1. A method of obtaining an estimate of the earliest part of a surface recorded seismogram which comprises generating a seismic shot, recording by one or more well geophones, signals from said shot which have transmitted through and/or reflected from various strata of the earth, autocorrelating the Z-transforms of the upgoing and downgoing waves, and determining the difference between the autocorrelation and utilizing said difference as an estimate of the surface seismogram.

2. A method according to claim 1, wherein a waveform is determined for each level under investigation in the earth, the waveforms are normalized and a central measure taken.

3. A method according to claim 1 or 2, wherein the estmiate of the surface seismogram obtained is deconvolved to give a band-limited estimate of the log of acoustic impedance above the top of the velocity and density logs.

4. A method according to claim 3, wherein gapped or spiking deconvolution is applied to the estimate, followed by application of a filter.

5. A method of obtaining an estimate of the earliest part of a surface recorded seismogram, substantially as hereinbefore described.
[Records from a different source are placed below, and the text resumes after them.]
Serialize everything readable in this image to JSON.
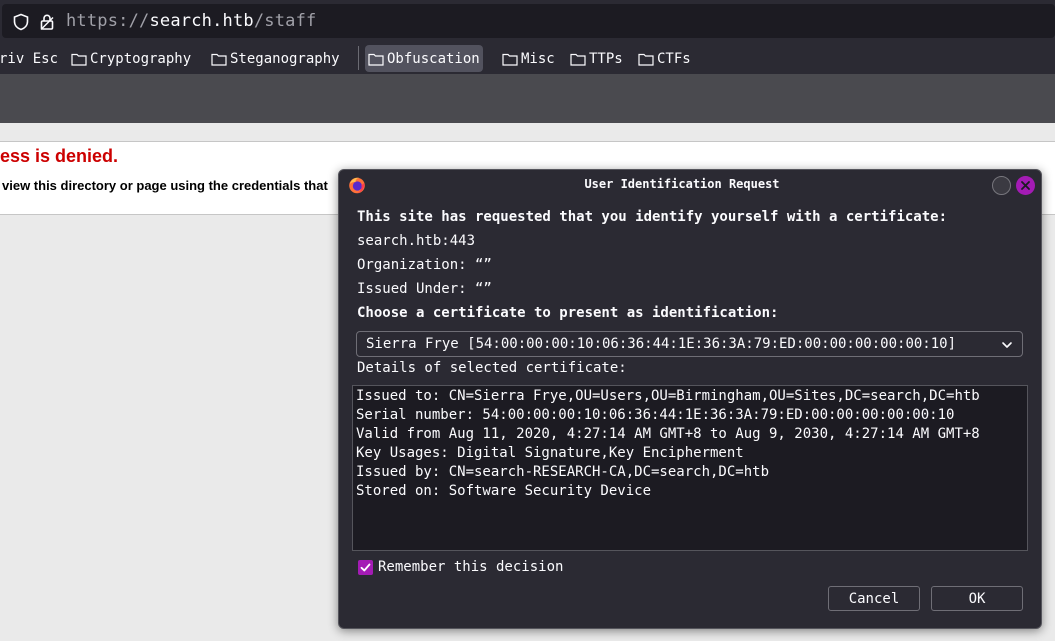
{
  "browser": {
    "url": {
      "scheme": "https://",
      "host": "search.htb",
      "path": "/staff"
    },
    "bookmarks": [
      {
        "label": "riv Esc",
        "has_icon": false
      },
      {
        "label": "Cryptography",
        "has_icon": true
      },
      {
        "label": "Steganography",
        "has_icon": true
      },
      {
        "label": "Obfuscation",
        "has_icon": true,
        "active": true
      },
      {
        "label": "Misc",
        "has_icon": true
      },
      {
        "label": "TTPs",
        "has_icon": true
      },
      {
        "label": "CTFs",
        "has_icon": true
      }
    ]
  },
  "page": {
    "heading": "ess is denied.",
    "message": "view this directory or page using the credentials that"
  },
  "dialog": {
    "title": "User Identification Request",
    "intro": "This site has requested that you identify yourself with a certificate:",
    "site": "search.htb:443",
    "organization": "Organization: “”",
    "issued_under": "Issued Under: “”",
    "choose_label": "Choose a certificate to present as identification:",
    "selected_certificate": "Sierra Frye [54:00:00:00:10:06:36:44:1E:36:3A:79:ED:00:00:00:00:00:10]",
    "details_label": "Details of selected certificate:",
    "details": [
      "Issued to: CN=Sierra Frye,OU=Users,OU=Birmingham,OU=Sites,DC=search,DC=htb",
      "Serial number: 54:00:00:00:10:06:36:44:1E:36:3A:79:ED:00:00:00:00:00:10",
      "Valid from Aug 11, 2020, 4:27:14 AM GMT+8 to Aug 9, 2030, 4:27:14 AM GMT+8",
      "Key Usages: Digital Signature,Key Encipherment",
      "Issued by: CN=search-RESEARCH-CA,DC=search,DC=htb",
      "Stored on: Software Security Device"
    ],
    "remember_label": "Remember this decision",
    "remember_checked": true,
    "cancel_label": "Cancel",
    "ok_label": "OK"
  },
  "colors": {
    "accent": "#a41bb5",
    "error": "#cc0000",
    "chrome_dark": "#2b2a33",
    "field_dark": "#1c1b22"
  },
  "icons": {
    "url_shield": "shield-icon",
    "url_lock": "lock-icon",
    "bookmark": "folder-icon",
    "dialog_app": "firefox-icon",
    "select": "chevron-down-icon",
    "dialog_close": "close-icon",
    "checkbox": "checkmark-icon"
  }
}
6. Processing apparatus adapted (a) to accept an input of signals corresponding to an upgoing and a downgoing wave obtained from a seismic shot-firing, for a particular depth in the earth; (b) to calculate the Z-transforms of the wave forms represented by said signals; (c) to autocorrelate said Z-transforms; (d) to determine the difference between the autocorrelated Z-transforms of said upgoing and downgoing waves; (e) to generate from said difference a seismograph providing information about shallowest depths in the earth.

7. Processing apparatus as claimed in claim 6, adapted to accept inputs of a plurality of signals corresponding to a plurality of upgoing and downgoing waves corresponding to a plurality of particular depths in the earth, to normalize the estimates obtained and to take a central measure to give an enhanced estimate of the surface seismogram.

8. Processing apparatus as claimed in claim 6 or 7, which is adapted additionally to deconvolve the estimate of the surface seismogram obtained, so as to give a band-limited estimate of the log of accoustic impedance above the top of the velocity and density logs.

9. Processing apparatus according to claim 8, which is adapted to apply gapped or spiking deconvoiution to the estimate, and subsequents to apply a filter to the deconvolved estimate.

1 0. Processing apparatus as claimed in any of claims 6 to 9, comprising a computer conditioned to perform the operations defined in any of claims 6 to 9.